À la page 48 du projet de loi, dans le chapitre sur les prestations d'emploi et le service national de placement, à l'article 57, à la ligne 22, on dit:

[Traduction]

La vice-présidente (Mme Augustine): Monsieur Crête, est-ce la façon dont vous concevez l'étude article par article?

M. Easter: Une drôle de façon.

[Français]

M. Crête: Non.

[Traduction]

La vice-présidente (Mme Augustine): J'ai l'impression que notre collègue fait ressortir des points très intéressants. Si nous débattions d'articles précis, nous pourrions discuter de ces amendements et de ces suggestions, mais compte tenu de la façon dont vous procédez vous et vos collègues, vous ne faites pas participer l'ensemble du comité à l'étude article par article.

[Français]

M. Crête: Je suis très fier. Je viens de me rendre compte que je suis en train de vous convaincre. Je vous ai démontré que, si on faisait l'étude article par article, on évoluerait plus rapidement. C'est ce qu'on essaie de faire depuis 24 heures. Je suis très content, très satisfait de voir que, si on analysait certaines questions article par article, on progresserait plus rapidement qu'en débattant d'une motion qui nous demande de vérifier s'il faudra travailler cinq minutes sur chaque article jusqu'au 23 juin.

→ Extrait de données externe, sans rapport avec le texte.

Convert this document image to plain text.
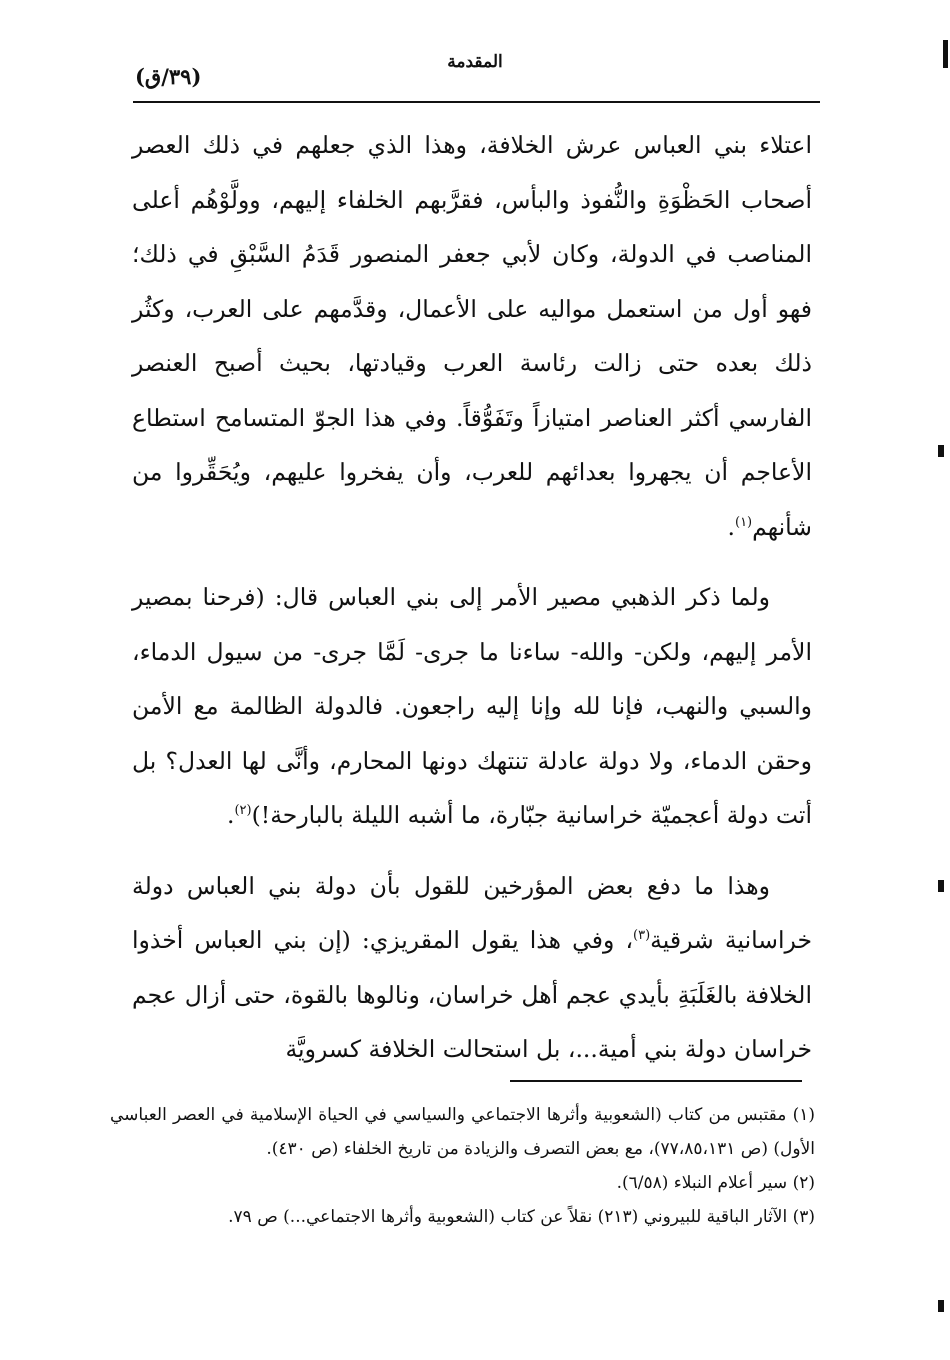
المقدمة
(٣٩/ق)

اعتلاء بني العباس عرش الخلافة، وهذا الذي جعلهم في ذلك العصر أصحاب الحَظْوَةِ والنُّفوذ والبأس، فقرَّبهم الخلفاء إليهم، وولَّوْهُم أعلى المناصب في الدولة، وكان لأبي جعفر المنصور قَدَمُ السَّبْقِ في ذلك؛ فهو أول من استعمل مواليه على الأعمال، وقدَّمهم على العرب، وكثُر ذلك بعده حتى زالت رئاسة العرب وقيادتها، بحيث أصبح العنصر الفارسي أكثر العناصر امتيازاً وتَفَوُّقاً. وفي هذا الجوّ المتسامح استطاع الأعاجم أن يجهروا بعدائهم للعرب، وأن يفخروا عليهم، ويُحَقِّروا من شأنهم$^{(١)}$.

ولما ذكر الذهبي مصير الأمر إلى بني العباس قال: (فرحنا بمصير الأمر إليهم، ولكن- والله- ساءنا ما جرى- لَمَّا جرى- من سيول الدماء، والسبي والنهب، فإنا لله وإنا إليه راجعون. فالدولة الظالمة مع الأمن وحقن الدماء، ولا دولة عادلة تنتهك دونها المحارم، وأنَّى لها العدل؟ بل أتت دولة أعجميّة خراسانية جبّارة، ما أشبه الليلة بالبارحة!)$^{(٢)}$.

وهذا ما دفع بعض المؤرخين للقول بأن دولة بني العباس دولة خراسانية شرقية$^{(٣)}$، وفي هذا يقول المقريزي: (إن بني العباس أخذوا الخلافة بالغَلَبَةِ بأيدي عجم أهل خراسان، ونالوها بالقوة، حتى أزال عجم خراسان دولة بني أمية...، بل استحالت الخلافة كسرويَّة

(١) مقتبس من كتاب (الشعوبية وأثرها الاجتماعي والسياسي في الحياة الإسلامية في العصر العباسي الأول) (ص ٧٧،٨٥،١٣١)، مع بعض التصرف والزيادة من تاريخ الخلفاء (ص ٤٣٠).

(٢) سير أعلام النبلاء (٦/٥٨).

(٣) الآثار الباقية للبيروني (٢١٣) نقلاً عن كتاب (الشعوبية وأثرها الاجتماعي...) ص ٧٩.
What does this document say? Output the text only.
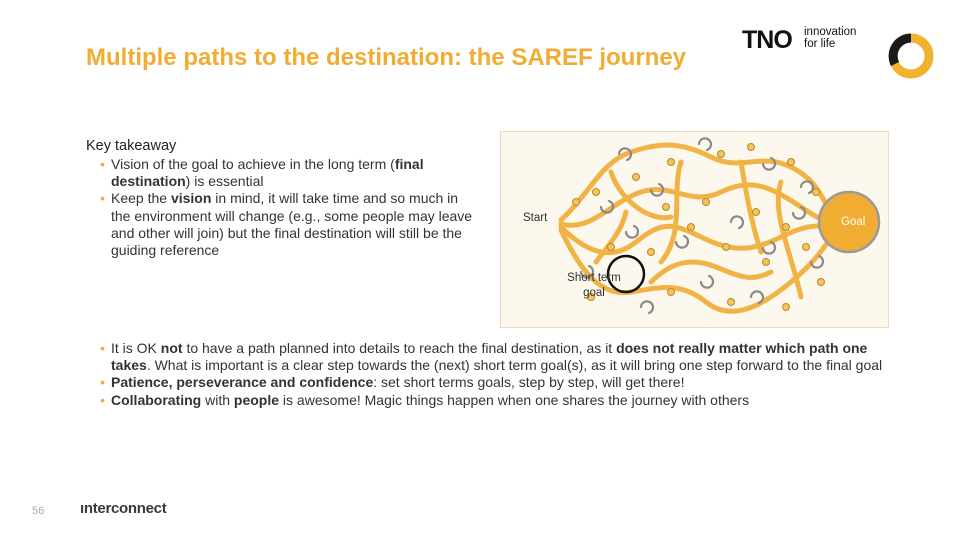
Multiple paths to the destination: the SAREF journey
TNO innovation
for life
Key takeaway
• Vision of the goal to achieve in the long term (final destination) is essential
• Keep the vision in mind, it will take time and so much in the environment will change (e.g., some people may leave and other will join) but the final destination will still be the guiding reference
Start	Goal
Short term goal
• It is OK not to have a path planned into details to reach the final destination, as it does not really matter which path one takes. What is important is a clear step towards the (next) short term goal(s), as it will bring one step forward to the final goal
• Patience, perseverance and confidence: set short terms goals, step by step, will get there!
• Collaborating with people is awesome! Magic things happen when one shares the journey with others
56 ınterconnect
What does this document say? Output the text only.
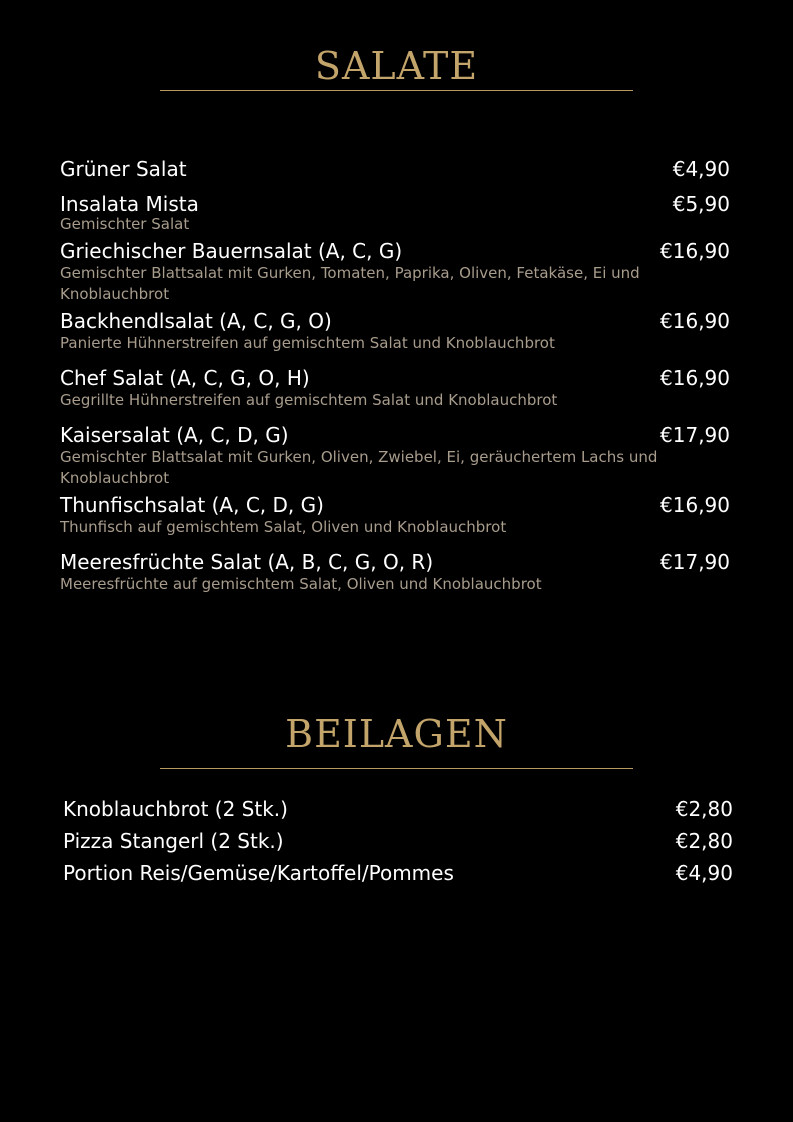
SALATE
Grüner Salat	€4,90
Insalata Mista	€5,90
Gemischter Salat
Griechischer Bauernsalat (A, C, G)	€16,90
Gemischter Blattsalat mit Gurken, Tomaten, Paprika, Oliven, Fetakäse, Ei und Knoblauchbrot
Backhendlsalat (A, C, G, O)	€16,90
Panierte Hühnerstreifen auf gemischtem Salat und Knoblauchbrot
Chef Salat (A, C, G, O, H)	€16,90
Gegrillte Hühnerstreifen auf gemischtem Salat und Knoblauchbrot
Kaisersalat (A, C, D, G)	€17,90
Gemischter Blattsalat mit Gurken, Oliven, Zwiebel, Ei, geräuchertem Lachs und Knoblauchbrot
Thunfischsalat (A, C, D, G)	€16,90
Thunfisch auf gemischtem Salat, Oliven und Knoblauchbrot
Meeresfrüchte Salat (A, B, C, G, O, R)	€17,90
Meeresfrüchte auf gemischtem Salat, Oliven und Knoblauchbrot
BEILAGEN
Knoblauchbrot (2 Stk.)	€2,80
Pizza Stangerl (2 Stk.)	€2,80
Portion Reis/Gemüse/Kartoffel/Pommes	€4,90
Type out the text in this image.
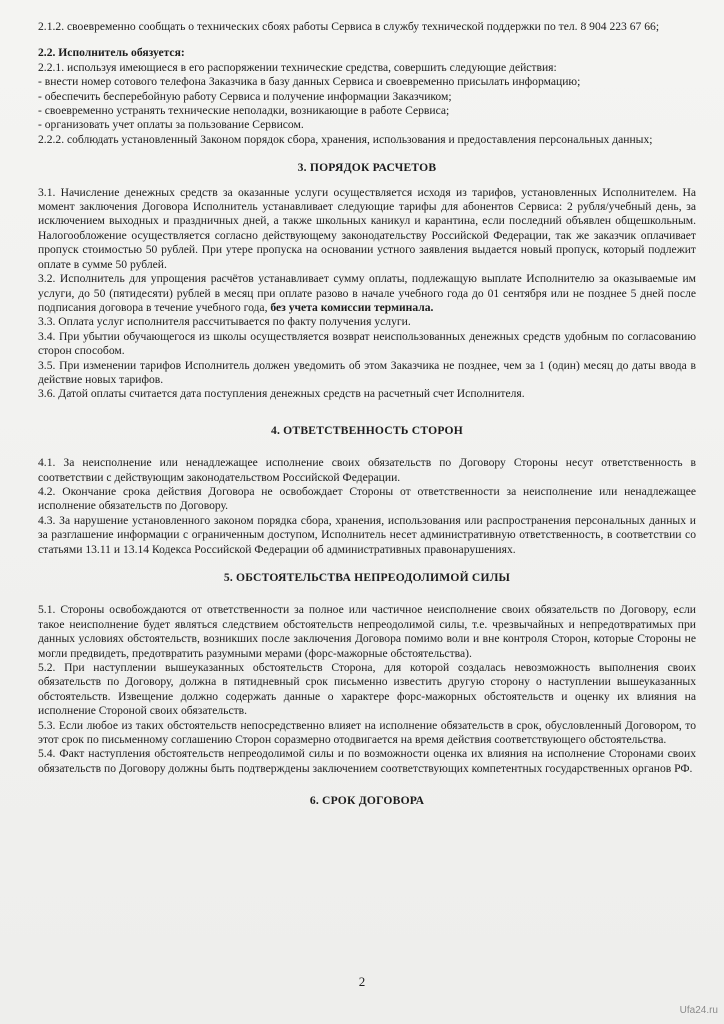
2.1.2. своевременно сообщать о технических сбоях работы Сервиса в службу технической поддержки по тел. 8 904 223 67 66;

2.2. Исполнитель обязуется:

2.2.1. используя имеющиеся в его распоряжении технические средства, совершить следующие действия:

- внести номер сотового телефона Заказчика в базу данных Сервиса и своевременно присылать информацию;

- обеспечить бесперебойную работу Сервиса и получение информации Заказчиком;

- своевременно устранять технические неполадки, возникающие в работе Сервиса;

- организовать учет оплаты за пользование Сервисом.

2.2.2. соблюдать установленный Законом порядок сбора, хранения, использования и предоставления персональных данных;

3. ПОРЯДОК РАСЧЕТОВ

3.1. Начисление денежных средств за оказанные услуги осуществляется исходя из тарифов, установленных Исполнителем. На момент заключения Договора Исполнитель устанавливает следующие тарифы для абонентов Сервиса: 2 рубля/учебный день, за исключением выходных и праздничных дней, а также школьных каникул и карантина, если последний объявлен общешкольным. Налогообложение осуществляется согласно действующему законодательству Российской Федерации, так же заказчик оплачивает пропуск стоимостью 50 рублей. При утере пропуска на основании устного заявления выдается новый пропуск, который подлежит оплате в сумме 50 рублей.

3.2. Исполнитель для упрощения расчётов устанавливает сумму оплаты, подлежащую выплате Исполнителю за оказываемые им услуги, до 50 (пятидесяти) рублей в месяц при оплате разово в начале учебного года до 01 сентября или не позднее 5 дней после подписания договора в течение учебного года, без учета комиссии терминала.

3.3. Оплата услуг исполнителя рассчитывается по факту получения услуги.

3.4. При убытии обучающегося из школы осуществляется возврат неиспользованных денежных средств удобным по согласованию сторон способом.

3.5. При изменении тарифов Исполнитель должен уведомить об этом Заказчика не позднее, чем за 1 (один) месяц до даты ввода в действие новых тарифов.

3.6. Датой оплаты считается дата поступления денежных средств на расчетный счет Исполнителя.

4. ОТВЕТСТВЕННОСТЬ СТОРОН

4.1. За неисполнение или ненадлежащее исполнение своих обязательств по Договору Стороны несут ответственность в соответствии с действующим законодательством Российской Федерации.

4.2. Окончание срока действия Договора не освобождает Стороны от ответственности за неисполнение или ненадлежащее исполнение обязательств по Договору.

4.3. За нарушение установленного законом порядка сбора, хранения, использования или распространения персональных данных и за разглашение информации с ограниченным доступом, Исполнитель несет административную ответственность, в соответствии со статьями 13.11 и 13.14 Кодекса Российской Федерации об административных правонарушениях.

5. ОБСТОЯТЕЛЬСТВА НЕПРЕОДОЛИМОЙ СИЛЫ

5.1. Стороны освобождаются от ответственности за полное или частичное неисполнение своих обязательств по Договору, если такое неисполнение будет являться следствием обстоятельств непреодолимой силы, т.е. чрезвычайных и непредотвратимых при данных условиях обстоятельств, возникших после заключения Договора помимо воли и вне контроля Сторон, которые Стороны не могли предвидеть, предотвратить разумными мерами (форс-мажорные обстоятельства).

5.2. При наступлении вышеуказанных обстоятельств Сторона, для которой создалась невозможность выполнения своих обязательств по Договору, должна в пятидневный срок письменно известить другую сторону о наступлении вышеуказанных обстоятельств. Извещение должно содержать данные о характере форс-мажорных обстоятельств и оценку их влияния на исполнение Стороной своих обязательств.

5.3. Если любое из таких обстоятельств непосредственно влияет на исполнение обязательств в срок, обусловленный Договором, то этот срок по письменному соглашению Сторон соразмерно отодвигается на время действия соответствующего обстоятельства.

5.4. Факт наступления обстоятельств непреодолимой силы и по возможности оценка их влияния на исполнение Сторонами своих обязательств по Договору должны быть подтверждены заключением соответствующих компетентных государственных органов РФ.

6. СРОК ДОГОВОРА
2
Ufa24.ru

Le débat serait plus intéressant. Mais je n'ai pas le choix; j'ai la motion du Parti libéral, modifiée par lui-même et par le Parti réformiste, et j'essaie de me débrouiller avec ça pour faire un débat article par article du projet de loi sur l'assurance-chômage. C'est le mandat que m'ont donné les gens de ma circonscription. Avec mon peu d'expérience parlementaire, je cherche une solution. La seule façon que j'ai trouvée, c'est d'examiner un certain nombre d'articles. Si cela vous a convaincu, j'en prendrai d'autres pour permettre à d'autres députés de saisir l'argument et de corriger leur perception. On arriverait peut-être alors à sortir de cette motion le plus tôt possible.

Si les libéraux sont prêts à retirer leur motion et à retourner à l'étude article par article, je n'y vois pas d'objections.

[Traduction]

M. Easter: Voulez-vous que la motion soit mise aux voix?

[Français]

M. Crête: Il faut vérifier si les règles de procédure permettent de le faire.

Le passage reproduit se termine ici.